Maybe the manufacturers determine their MTBF's that way, sure, but then they shouldn't call it MTBF because that is misleading.

RE: MTBF numbers are a lie
By TomZ on 3/10/07, Rating: 0
RE: MTBF numbers are a lie
By Bladen on 3/11/2007 6:56:33 AM , Rating: 2
Actually Mega, Kilo, etc are metric, and metric works to the power of 10. So they are right about that.

Don't get me wrong though, MTBF is misleading at the best, unless theu want to change it too "MTBF of 1000 drives for 1000 test hours" - or what ever sample size and time they use.

RE: MTBF numbers are a lie
By TomZ on 3/12/2007 8:44:08 AM , Rating: 2
Actually, that's wrong. The prefixes are Greek prefixes, and they were not invented for the metric system.

In the computer industry, powers-of-two prefix definitions been commonly used for about a half-century. You just need to understand that "megabyte" has two meanings - sometimes 1000^2 and sometimes 1024^2, depending on the context. For example, when I purchase a HDD, a megabyte = 1000^2; however, when I purchase DRAM a megabyte is 1024^2.

Engineers and computer scientists usually use powers-of-two definitions. It is mainly the marketing literature that is using powers-of-ten to inflate the apparent capacity of HDDs. Even with HDDs, the fundamental sector size is a power-of-two measure (e.g., 512 bytes), so the inherent design of the drive is powers-of-two, however it is marketed as powers-of-ten. This is a relatively recent development - in "olden days" (e.g., 10 years ago), most (all?) HDDs used powers-of-two measurements when they stated their capacity.

RE: MTBF numbers are a lie
By BikeDude on 3/12/2007 9:59:26 AM , Rating: 1
No, I remember drives from twenty years ago that were a tad optimistic in their size estimation. The only thing that changed ten years ago was a dramatic increase in total drive space (making the discrepancy even more apparent).

The communication industry also use the power of ten. Basically they count the number of bits that are transferred and do not pay heed to whether a byte (or word) is 5, 6, 7, 8 or 9 bits long.

And of course:
k - kilo (1000)
K - Kilo based on power of two (1024)
m - milli (meaningless as far as 'we' are concerned)
M - Mega (1000k or 1024K depending on context)
b - bit (!)
B - Byte

I.e. if you see someone using "mb" (millibit) as an unit, please hit them hard on the head.


RE: MTBF numbers are a lie
By TomZ on 3/12/2007 3:18:22 PM , Rating: 2
1. HDD size discrepencies in years past were due to the misunderstanding of the difference between "raw" capacity and "formatted" capacity. That problem still exists today, but the word is out more on that one.

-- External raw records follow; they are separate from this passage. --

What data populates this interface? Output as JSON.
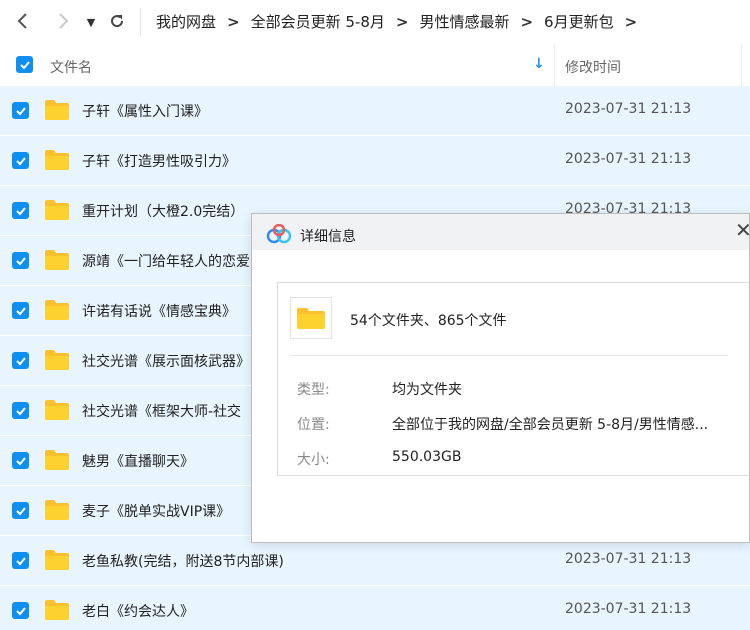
{
  "nav": {
    "back_glyph": "‹",
    "forward_glyph": "›",
    "dropdown_glyph": "▼",
    "refresh_glyph": "↻",
    "breadcrumbs": [
      "我的网盘",
      "全部会员更新 5-8月",
      "男性情感最新",
      "6月更新包"
    ],
    "arrow": ">"
  },
  "table": {
    "col_name": "文件名",
    "col_time": "修改时间",
    "sort_glyph": "↓",
    "rows": [
      {
        "name": "子轩《属性入门课》",
        "time": "2023-07-31 21:13"
      },
      {
        "name": "子轩《打造男性吸引力》",
        "time": "2023-07-31 21:13"
      },
      {
        "name": "重开计划（大橙2.0完结）",
        "time": "2023-07-31 21:13"
      },
      {
        "name": "源靖《一门给年轻人的恋爱",
        "time": ""
      },
      {
        "name": "许诺有话说《情感宝典》",
        "time": ""
      },
      {
        "name": "社交光谱《展示面核武器》",
        "time": ""
      },
      {
        "name": "社交光谱《框架大师-社交",
        "time": ""
      },
      {
        "name": "魅男《直播聊天》",
        "time": ""
      },
      {
        "name": "麦子《脱单实战VIP课》",
        "time": ""
      },
      {
        "name": "老鱼私教(完结，附送8节内部课)",
        "time": "2023-07-31 21:13"
      },
      {
        "name": "老白《约会达人》",
        "time": "2023-07-31 21:13"
      }
    ]
  },
  "dialog": {
    "title": "详细信息",
    "close_glyph": "✕",
    "summary": "54个文件夹、865个文件",
    "fields": [
      {
        "label": "类型:",
        "value": "均为文件夹"
      },
      {
        "label": "位置:",
        "value": "全部位于我的网盘/全部会员更新 5-8月/男性情感..."
      },
      {
        "label": "大小:",
        "value": "550.03GB"
      }
    ]
  },
  "colors": {
    "accent": "#0f8ff2",
    "row_selected_bg": "#e8f4fe",
    "folder_yellow": "#fbc02d"
  },
  "icons": [
    "back-arrow-icon",
    "forward-arrow-icon",
    "dropdown-icon",
    "refresh-icon",
    "checkbox-icon",
    "sort-down-icon",
    "folder-icon",
    "cloud-logo-icon",
    "close-icon"
  ]
}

2. The communication industry uses powers-of-ten measures for <prefix>bytes/s because they implement communication standards that use powers-of-ten crystals and signaling frequencies. These crystals are obviously more prevalent than powers-of-two crystals.

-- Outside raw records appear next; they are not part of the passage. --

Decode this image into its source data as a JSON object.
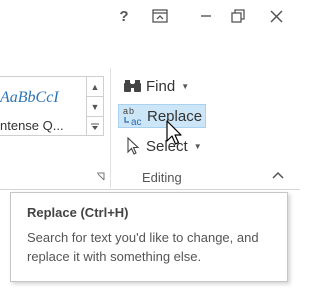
{
  "titlebar": {
    "help_label": "?",
    "restore_ribbon_icon": "ribbon-display-options-icon",
    "minimize_icon": "minimize-icon",
    "restore_icon": "restore-window-icon",
    "close_icon": "close-icon"
  },
  "styles": {
    "preview_text": "AaBbCcI",
    "name": "ntense Q...",
    "preview_color": "#2e74b5"
  },
  "editing": {
    "find_label": "Find",
    "replace_label": "Replace",
    "select_label": "Select",
    "group_label": "Editing",
    "highlight_color": "#cde6f7"
  },
  "tooltip": {
    "title": "Replace (Ctrl+H)",
    "description": "Search for text you'd like to change, and replace it with something else."
  }
}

3. I don't think that 'k' vs 'K' meaning 1000 vs 1024 is really widely accepted or really even a good idea. It is too subtle of a distinction, since humans are pretty used to ignoring case.

RE: MTBF numbers are a lie
By Hoser McMoose on 3/11/2007 12:53:08 PM , Rating: 2
Obviously it is a bit self-serving of them, but in this case at least they are 100% accurate, more so then the OS definition which of Kilobyte being 1024 bytes, which is simply wrong.

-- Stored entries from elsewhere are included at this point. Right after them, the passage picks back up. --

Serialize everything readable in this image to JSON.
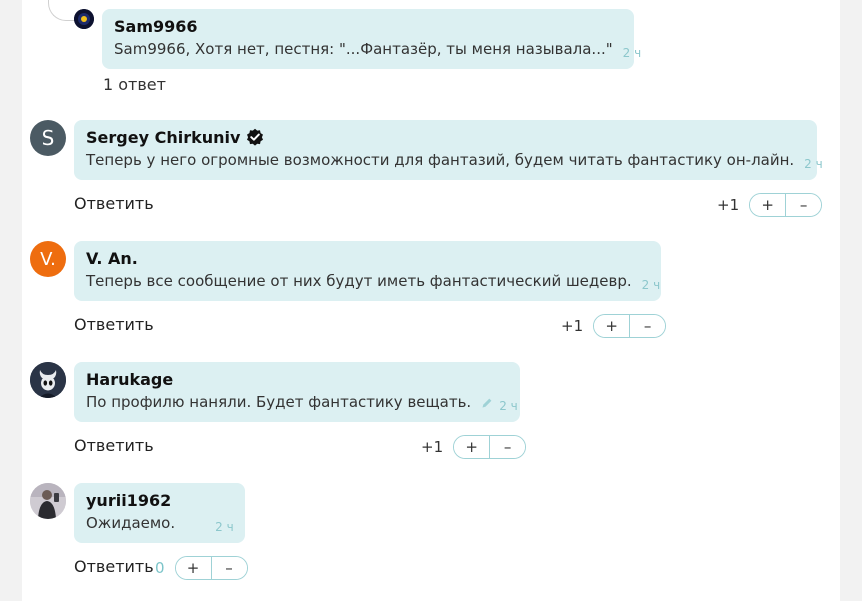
{
  "colors": {
    "bubble": "#dcf0f2",
    "accent": "#8cc7cc",
    "avatar_s": "#4b5a63",
    "avatar_v": "#ee6d0f"
  },
  "reply_label": "Ответить",
  "plus_label": "+",
  "minus_label": "–",
  "comments": [
    {
      "author": "Sam9966",
      "text": "Sam9966, Хотя нет, пестня: \"...Фантазёр, ты меня называла...\"",
      "time": "2 ч",
      "replies": "1 ответ"
    },
    {
      "author": "Sergey Chirkuniv",
      "avatar_letter": "S",
      "verified": true,
      "text": "Теперь у него огромные возможности для фантазий, будем читать фантастику он-лайн.",
      "time": "2 ч",
      "score": "+1"
    },
    {
      "author": "V. An.",
      "avatar_letter": "V.",
      "text": "Теперь все сообщение от них будут иметь фантастический шедевр.",
      "time": "2 ч",
      "score": "+1"
    },
    {
      "author": "Harukage",
      "text": "По профилю наняли. Будет фантастику вещать.",
      "time": "2 ч",
      "edited_icon": "pencil-icon",
      "score": "+1"
    },
    {
      "author": "yurii1962",
      "text": "Ожидаемо.",
      "time": "2 ч",
      "score": "0"
    }
  ]
}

Kilo, mega, giga, etc. are SI prefixes which are well defined. By the very definition of the prefix, "megabyte" = 1,000,000 bytes, and this definition predated computers by a LONG time. It only got subverted to mean 1,048,576 because in computers things usually come in powers of two and 2^20 is "close enough" to a million that we figured it was ok for us lazy folk.

RE: MTBF numbers are a lie
By TomZ on 3/11/2007 10:16:10 PM , Rating: 2
Kilobyte has never meant 1000 bytes - never.

RE: MTBF numbers are a lie
By Chernobyl68 on 3/15/2007 6:01:43 PM , Rating: 2
I'd rather they test 100 drives until all 100 failed - than tell me what the average failure time was.